Debra Wentz, CEO of Mental Health Agencies, Inc. in Mercerville, N.J., thinks the proposal is uncalled for, as the Christie administration via its Red Tape Review Group has already recognized that businesses are over-regulated.Nonprofits provide work for the state in the same ways that builders and contractors do, Wentz said, meaning they should follow the same set of rules. The fact that human services nonprofit organizations have been singled out is especially troubling, she said.

“I wonder if there is some residual of discrimination and bias against the vulnerable citizens that we serve,” Wentz said, “as though the leadership of our nonprofits are deserving of less in terms of salary and benefits than someone who serves a different type of population.”

Likewise, Linda Czipo, executive director of the New Jersey Center for Nonprofits in New Brunswick, N.J., said the nonprofit community is being treated unfairly, and the emphasis should be shifted from salaries to results.“The contract focus should be on outcomes and impact on the community, and that is not being mentioned here,” Czipo said. “The gross revenue of an organization can fluctuate greatly from year-to-year, especially in a volatile economy. You are potentially having havoc reeked on your budget.”

Jon Pratt, executive director of the Minnesota Council on Nonprofits in St. Paul, Minn., is all too familiar with the concept of capping CEO salaries. Minnesota state Rep. Marty Seifert, R-Marshall, has twice attempted to introduce proposals to cap nonprofit pay at the Minnesota governor’s salary of $120,000.

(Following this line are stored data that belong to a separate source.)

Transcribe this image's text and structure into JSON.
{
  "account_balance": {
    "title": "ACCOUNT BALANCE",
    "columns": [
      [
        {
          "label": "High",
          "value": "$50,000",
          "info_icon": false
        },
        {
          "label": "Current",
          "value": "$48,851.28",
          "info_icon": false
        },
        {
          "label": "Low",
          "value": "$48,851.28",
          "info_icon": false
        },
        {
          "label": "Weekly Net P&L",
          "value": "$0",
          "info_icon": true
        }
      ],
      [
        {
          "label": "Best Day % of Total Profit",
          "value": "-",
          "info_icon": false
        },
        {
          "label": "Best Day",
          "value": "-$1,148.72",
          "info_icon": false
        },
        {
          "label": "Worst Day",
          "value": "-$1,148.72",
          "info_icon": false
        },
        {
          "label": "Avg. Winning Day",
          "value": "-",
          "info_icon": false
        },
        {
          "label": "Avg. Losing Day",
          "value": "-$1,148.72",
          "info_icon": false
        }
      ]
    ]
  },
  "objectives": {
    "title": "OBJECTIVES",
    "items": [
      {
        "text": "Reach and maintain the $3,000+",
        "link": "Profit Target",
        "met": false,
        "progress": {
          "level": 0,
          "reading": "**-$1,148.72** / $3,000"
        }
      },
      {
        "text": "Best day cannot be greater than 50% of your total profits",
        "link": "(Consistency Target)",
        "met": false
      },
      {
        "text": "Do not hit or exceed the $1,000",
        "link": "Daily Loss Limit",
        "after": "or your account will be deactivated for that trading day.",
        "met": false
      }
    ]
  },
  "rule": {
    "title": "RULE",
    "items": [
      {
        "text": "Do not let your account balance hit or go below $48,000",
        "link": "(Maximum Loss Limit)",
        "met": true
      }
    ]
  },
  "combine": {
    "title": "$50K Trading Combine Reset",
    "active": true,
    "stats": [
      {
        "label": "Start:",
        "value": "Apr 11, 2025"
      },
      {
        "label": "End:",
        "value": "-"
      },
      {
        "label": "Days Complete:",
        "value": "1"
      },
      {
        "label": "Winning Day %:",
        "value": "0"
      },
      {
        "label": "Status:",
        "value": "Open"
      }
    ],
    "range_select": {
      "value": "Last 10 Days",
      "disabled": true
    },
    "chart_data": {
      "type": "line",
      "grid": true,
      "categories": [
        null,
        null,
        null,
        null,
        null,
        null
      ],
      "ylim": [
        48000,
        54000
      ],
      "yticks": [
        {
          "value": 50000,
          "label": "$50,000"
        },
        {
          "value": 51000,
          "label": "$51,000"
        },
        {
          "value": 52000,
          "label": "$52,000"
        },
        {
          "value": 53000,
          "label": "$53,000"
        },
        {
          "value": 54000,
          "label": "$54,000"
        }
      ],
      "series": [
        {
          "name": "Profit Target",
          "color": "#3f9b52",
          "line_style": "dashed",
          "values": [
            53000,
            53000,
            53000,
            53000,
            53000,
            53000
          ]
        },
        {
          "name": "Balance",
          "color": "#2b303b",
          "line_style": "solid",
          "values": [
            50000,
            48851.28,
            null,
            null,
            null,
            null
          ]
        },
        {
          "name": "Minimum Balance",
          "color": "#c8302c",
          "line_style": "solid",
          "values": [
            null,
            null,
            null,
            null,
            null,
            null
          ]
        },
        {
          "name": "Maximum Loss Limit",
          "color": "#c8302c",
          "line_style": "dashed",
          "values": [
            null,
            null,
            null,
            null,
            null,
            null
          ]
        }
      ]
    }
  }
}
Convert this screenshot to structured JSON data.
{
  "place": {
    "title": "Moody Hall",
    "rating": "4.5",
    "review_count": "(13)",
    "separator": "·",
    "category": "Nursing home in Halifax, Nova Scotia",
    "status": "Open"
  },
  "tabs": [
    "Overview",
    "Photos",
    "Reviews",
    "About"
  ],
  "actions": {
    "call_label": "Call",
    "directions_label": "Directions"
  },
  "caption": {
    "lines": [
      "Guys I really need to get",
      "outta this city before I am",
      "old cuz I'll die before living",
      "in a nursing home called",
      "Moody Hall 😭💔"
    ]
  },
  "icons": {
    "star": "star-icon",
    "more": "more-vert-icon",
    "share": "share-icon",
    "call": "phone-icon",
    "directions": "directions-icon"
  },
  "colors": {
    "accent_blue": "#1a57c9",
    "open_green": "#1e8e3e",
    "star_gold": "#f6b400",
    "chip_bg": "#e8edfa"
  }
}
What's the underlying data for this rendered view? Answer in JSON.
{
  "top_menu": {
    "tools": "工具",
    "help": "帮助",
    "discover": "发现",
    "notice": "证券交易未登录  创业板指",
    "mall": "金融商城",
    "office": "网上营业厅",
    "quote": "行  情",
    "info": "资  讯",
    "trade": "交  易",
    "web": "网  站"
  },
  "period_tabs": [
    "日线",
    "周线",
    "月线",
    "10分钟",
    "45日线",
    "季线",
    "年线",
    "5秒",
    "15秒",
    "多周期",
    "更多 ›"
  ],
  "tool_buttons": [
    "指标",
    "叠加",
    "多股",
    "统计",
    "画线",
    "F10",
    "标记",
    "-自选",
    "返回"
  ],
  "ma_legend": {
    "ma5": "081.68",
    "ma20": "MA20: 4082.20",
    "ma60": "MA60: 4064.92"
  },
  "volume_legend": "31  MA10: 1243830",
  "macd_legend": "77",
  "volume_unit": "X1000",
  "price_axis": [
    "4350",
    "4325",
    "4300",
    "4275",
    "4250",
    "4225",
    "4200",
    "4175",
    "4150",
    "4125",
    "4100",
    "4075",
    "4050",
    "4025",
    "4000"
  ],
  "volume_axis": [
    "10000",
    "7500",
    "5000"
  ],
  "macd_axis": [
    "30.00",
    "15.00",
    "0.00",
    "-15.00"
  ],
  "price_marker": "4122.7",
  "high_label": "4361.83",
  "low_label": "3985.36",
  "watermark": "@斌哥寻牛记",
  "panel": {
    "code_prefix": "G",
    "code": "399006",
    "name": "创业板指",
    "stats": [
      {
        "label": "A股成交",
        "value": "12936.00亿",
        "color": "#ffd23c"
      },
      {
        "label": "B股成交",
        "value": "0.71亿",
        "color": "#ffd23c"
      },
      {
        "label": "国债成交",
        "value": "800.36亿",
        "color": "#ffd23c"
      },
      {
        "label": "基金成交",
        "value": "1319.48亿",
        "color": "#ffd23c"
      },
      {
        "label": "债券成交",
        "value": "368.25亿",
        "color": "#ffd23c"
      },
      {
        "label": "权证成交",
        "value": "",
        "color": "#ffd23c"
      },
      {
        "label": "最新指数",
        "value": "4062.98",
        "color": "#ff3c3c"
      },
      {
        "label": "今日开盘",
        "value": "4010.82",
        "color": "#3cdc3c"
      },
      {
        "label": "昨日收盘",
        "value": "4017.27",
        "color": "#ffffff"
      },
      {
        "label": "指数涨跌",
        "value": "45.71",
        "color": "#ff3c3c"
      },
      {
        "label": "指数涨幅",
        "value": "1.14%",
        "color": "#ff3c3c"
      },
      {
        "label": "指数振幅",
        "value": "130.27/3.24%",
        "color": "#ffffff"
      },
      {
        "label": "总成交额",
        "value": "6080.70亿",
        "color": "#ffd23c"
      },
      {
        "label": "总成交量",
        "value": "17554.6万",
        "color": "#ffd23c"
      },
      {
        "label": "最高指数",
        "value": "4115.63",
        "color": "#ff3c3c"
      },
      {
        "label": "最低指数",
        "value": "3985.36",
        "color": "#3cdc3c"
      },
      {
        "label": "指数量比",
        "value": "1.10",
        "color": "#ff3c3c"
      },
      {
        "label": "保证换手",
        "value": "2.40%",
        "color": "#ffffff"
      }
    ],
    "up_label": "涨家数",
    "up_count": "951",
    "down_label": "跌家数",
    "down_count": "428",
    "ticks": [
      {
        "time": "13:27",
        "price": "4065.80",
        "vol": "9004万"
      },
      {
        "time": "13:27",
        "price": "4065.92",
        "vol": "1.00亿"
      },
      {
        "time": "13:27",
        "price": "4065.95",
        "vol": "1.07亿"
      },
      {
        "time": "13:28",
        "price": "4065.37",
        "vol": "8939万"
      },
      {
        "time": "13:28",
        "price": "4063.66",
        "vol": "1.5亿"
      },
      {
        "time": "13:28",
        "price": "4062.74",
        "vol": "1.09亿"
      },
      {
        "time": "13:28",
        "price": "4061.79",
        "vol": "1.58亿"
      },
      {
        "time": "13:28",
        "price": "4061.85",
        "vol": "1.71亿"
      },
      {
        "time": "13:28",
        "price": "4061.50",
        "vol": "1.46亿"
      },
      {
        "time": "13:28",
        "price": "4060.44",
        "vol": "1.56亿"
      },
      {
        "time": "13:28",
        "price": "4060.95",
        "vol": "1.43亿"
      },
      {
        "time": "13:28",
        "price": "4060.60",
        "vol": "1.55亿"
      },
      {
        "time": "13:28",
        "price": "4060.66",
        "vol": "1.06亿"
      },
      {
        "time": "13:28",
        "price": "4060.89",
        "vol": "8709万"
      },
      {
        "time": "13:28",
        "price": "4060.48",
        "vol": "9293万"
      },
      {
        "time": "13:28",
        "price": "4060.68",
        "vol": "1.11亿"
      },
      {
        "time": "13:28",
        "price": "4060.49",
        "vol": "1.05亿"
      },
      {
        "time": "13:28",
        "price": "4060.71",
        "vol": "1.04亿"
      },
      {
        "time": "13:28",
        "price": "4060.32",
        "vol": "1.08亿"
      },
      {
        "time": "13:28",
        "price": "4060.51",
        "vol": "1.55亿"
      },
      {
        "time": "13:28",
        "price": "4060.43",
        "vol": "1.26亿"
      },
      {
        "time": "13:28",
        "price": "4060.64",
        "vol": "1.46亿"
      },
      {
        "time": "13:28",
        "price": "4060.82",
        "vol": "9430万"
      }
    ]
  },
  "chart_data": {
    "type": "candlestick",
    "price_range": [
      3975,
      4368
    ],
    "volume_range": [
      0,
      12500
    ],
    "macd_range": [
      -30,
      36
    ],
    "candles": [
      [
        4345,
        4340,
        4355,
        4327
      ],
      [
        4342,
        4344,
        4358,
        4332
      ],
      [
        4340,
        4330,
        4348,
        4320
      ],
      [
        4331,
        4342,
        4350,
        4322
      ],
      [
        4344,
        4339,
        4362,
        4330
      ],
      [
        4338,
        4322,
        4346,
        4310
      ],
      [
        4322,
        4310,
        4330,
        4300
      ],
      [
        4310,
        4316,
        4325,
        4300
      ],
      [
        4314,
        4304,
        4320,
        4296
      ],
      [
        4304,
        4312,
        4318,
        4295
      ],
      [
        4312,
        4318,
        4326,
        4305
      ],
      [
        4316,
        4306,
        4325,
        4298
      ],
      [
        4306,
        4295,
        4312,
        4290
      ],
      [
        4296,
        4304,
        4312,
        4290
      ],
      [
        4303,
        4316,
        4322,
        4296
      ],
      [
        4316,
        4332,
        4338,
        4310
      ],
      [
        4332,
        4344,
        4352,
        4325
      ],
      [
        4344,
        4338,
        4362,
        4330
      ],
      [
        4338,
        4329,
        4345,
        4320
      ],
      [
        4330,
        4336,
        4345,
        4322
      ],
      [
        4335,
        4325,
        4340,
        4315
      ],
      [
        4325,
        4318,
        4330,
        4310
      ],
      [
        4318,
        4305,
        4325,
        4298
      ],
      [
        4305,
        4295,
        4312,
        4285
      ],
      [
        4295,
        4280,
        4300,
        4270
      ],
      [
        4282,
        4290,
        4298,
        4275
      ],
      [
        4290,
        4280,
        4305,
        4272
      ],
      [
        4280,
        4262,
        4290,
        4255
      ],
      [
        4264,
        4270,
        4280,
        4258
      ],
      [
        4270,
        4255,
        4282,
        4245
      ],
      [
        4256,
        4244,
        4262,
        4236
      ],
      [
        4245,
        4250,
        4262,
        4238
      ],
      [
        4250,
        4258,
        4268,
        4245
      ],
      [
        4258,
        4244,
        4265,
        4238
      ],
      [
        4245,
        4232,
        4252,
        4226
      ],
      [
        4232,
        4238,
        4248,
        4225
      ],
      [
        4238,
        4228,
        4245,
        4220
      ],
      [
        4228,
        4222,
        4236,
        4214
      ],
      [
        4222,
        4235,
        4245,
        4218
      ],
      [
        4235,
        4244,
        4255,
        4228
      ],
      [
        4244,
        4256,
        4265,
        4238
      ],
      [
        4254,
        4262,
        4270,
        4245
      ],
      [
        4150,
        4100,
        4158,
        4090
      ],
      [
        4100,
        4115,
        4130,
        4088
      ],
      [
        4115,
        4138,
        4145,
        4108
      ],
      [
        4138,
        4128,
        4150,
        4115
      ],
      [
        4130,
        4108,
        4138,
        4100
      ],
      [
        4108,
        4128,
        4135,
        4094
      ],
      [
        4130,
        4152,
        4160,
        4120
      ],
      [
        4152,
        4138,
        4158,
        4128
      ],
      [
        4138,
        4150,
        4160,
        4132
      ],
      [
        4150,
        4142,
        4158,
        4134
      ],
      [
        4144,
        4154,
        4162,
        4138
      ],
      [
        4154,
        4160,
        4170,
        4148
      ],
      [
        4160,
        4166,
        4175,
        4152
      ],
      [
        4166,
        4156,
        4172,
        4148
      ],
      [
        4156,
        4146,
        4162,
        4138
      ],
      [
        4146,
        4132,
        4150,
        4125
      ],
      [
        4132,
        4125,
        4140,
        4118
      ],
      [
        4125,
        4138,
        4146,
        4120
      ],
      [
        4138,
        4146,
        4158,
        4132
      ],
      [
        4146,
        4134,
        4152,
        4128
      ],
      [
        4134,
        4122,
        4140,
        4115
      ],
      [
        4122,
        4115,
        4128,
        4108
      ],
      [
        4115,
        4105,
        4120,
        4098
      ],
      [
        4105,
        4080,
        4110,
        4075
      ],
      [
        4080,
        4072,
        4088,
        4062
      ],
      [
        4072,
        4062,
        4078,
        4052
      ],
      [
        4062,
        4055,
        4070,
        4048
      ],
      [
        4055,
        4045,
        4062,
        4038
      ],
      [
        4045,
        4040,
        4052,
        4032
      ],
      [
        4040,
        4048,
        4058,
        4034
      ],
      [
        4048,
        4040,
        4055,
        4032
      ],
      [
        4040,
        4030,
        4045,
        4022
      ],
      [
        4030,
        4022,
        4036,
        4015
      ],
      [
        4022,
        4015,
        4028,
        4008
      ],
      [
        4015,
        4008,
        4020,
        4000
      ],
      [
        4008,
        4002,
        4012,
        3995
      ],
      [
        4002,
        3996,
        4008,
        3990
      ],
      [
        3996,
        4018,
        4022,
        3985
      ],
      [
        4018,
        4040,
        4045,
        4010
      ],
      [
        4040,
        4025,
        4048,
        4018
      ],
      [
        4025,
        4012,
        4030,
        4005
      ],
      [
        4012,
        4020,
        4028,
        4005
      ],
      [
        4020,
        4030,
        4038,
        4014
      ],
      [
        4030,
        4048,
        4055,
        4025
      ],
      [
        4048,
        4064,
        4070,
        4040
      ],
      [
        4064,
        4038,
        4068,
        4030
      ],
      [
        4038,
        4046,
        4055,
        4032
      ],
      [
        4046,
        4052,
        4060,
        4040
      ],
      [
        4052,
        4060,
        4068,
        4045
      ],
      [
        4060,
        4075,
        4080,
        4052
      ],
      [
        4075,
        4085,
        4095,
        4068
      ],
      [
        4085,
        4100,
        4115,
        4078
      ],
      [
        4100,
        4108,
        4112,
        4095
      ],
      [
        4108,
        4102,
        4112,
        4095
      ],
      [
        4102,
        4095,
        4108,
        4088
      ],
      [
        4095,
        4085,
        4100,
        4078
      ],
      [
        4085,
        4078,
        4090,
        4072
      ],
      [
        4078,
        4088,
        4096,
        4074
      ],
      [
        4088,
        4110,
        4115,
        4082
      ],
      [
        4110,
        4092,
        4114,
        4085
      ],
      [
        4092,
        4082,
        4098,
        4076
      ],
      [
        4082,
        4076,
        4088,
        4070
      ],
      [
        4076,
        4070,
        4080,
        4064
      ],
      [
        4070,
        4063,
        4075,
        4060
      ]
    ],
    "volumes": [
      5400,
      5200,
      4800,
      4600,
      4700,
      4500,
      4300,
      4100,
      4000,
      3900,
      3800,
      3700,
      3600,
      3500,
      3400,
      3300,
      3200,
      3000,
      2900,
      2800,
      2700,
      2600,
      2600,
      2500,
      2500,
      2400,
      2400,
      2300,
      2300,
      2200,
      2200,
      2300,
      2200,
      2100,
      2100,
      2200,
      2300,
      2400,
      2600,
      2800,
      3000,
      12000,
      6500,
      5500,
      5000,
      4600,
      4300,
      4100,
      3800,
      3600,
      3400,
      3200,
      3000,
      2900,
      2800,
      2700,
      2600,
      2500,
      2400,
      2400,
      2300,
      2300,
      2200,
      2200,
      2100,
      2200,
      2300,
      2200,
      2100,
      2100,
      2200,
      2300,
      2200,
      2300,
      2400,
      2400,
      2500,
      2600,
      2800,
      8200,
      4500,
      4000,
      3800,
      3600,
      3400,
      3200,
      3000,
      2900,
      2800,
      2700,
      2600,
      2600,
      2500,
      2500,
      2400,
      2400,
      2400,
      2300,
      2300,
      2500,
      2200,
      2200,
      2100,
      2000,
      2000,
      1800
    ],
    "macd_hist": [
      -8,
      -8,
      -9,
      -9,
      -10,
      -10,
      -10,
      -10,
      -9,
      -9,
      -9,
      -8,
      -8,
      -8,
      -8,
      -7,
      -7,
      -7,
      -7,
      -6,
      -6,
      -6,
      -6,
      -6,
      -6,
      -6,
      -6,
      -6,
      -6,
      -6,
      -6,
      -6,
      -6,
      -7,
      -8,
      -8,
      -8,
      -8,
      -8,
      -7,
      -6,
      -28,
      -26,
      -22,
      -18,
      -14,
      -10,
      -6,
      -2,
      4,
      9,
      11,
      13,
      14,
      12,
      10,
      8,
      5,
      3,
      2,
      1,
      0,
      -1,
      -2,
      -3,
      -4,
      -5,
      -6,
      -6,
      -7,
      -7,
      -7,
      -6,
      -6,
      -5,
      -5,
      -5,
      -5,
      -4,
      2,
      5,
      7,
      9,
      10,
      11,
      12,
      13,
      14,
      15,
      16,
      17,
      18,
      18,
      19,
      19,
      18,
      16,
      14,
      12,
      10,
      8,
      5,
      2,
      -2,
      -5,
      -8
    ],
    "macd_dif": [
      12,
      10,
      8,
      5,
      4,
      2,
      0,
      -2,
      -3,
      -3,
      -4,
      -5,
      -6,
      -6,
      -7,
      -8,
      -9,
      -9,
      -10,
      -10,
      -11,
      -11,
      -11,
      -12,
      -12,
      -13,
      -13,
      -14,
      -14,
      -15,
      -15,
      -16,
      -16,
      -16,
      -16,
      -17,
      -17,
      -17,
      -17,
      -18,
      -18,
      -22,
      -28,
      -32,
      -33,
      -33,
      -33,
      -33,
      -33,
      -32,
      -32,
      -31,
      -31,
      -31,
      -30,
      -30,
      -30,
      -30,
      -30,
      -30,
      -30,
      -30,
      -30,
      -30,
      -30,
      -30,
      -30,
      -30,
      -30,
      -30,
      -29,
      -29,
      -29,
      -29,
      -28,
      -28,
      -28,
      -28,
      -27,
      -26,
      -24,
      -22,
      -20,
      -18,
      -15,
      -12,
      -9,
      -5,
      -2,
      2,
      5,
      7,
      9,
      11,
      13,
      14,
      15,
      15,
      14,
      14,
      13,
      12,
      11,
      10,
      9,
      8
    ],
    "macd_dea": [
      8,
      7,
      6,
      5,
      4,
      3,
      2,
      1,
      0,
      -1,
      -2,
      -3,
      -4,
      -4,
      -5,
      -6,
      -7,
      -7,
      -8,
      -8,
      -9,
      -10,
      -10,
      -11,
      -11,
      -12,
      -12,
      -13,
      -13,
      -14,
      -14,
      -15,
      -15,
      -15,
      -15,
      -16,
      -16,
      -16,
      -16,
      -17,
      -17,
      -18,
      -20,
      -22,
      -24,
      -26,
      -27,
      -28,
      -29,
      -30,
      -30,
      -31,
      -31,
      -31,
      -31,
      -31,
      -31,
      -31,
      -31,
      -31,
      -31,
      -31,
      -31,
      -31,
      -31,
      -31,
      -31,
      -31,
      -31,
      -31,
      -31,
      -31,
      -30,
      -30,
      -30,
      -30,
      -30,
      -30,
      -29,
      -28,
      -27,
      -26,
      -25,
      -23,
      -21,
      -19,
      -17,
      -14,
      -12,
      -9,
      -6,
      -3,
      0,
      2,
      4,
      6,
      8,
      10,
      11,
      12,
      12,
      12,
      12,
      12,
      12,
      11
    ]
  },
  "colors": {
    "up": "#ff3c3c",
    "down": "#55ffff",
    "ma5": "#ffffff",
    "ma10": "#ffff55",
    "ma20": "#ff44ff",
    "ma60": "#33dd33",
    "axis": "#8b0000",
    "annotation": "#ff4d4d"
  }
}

“I think it’s a poor idea,” Pratt said. “Nonprofits do compete for talent and have always been an easy target. Organizations that serve the poor look bad when they pay high salaries at the top and most social services agencies serve low income populations. It’s a way of pointing fingers, as if a small number of peoples’ salaries are the problem, when the real problem is lack of revenue and the economy.”

Although the state is seeking to cut costs, Wentz said she believes the opposite will be the outcome. “I think this is contrary to what the administration had been proposing,” she said. “The proposals are being added as an addendum to renewed contracts, but there were no proposed regulations to the public to get input, there was no opportunity to really comment.”

With travel budgets, salaries and tuition reimbursement at stake, Wentz said she fears social service nonprofits will have greater challenges recruiting and retaining quality employees. Budget cuts in other areas, as well as looming service cuts, are inevitable, she said.

“At the end of the day, if an organization is going to attract that leadership talent, they will have to take the money from other funds,” she said. “There will be less dollars ultimately.”

Czipo said securing effective leaders in the nonprofit sector is not as simple as some might believe, and therefore employee incentive is valuable to running a successful charity.

“Some of the folks who support this concept, it is important for them to remember the kinds of qualifications needed to run a nonprofit,” she said. “The idea that they (CEOs) will leave and there is somebody waiting in the wings is not a necessarily a sound kind of logic…there are not a lot of skill sets that are automatically replaced easily.”

Nonprofit employees often make less than market value for the majority of their careers, until they work their way up the ladder, Pratt said. If the salary caps move forward in New Jersey, it is likely the idea will spread.“It’s short-sighted,” he said of the proposals. “We would hope they are able to talk some sense into the governor’s office.”

National organizations will only be affected if they contract to do work with the state, Wentz said, although New Jersey can not legally dictate CEO salaries. Czipo said several organizations are looking into the legality of the proposal, which is not put to a public vote.

Although it might not be the state government’s intention, services will undoubtedly be affected, Czipo said.

“Nonprofits are the first and sometimes only source of help for people in distress,” she said. “This is not the time to be removing the flexibility to try to pursue their missions in the best possible way. This is really tying the hands of boards and independent organizations at a time when we need to retain flexibility…the cumulative effect is really troublesome.”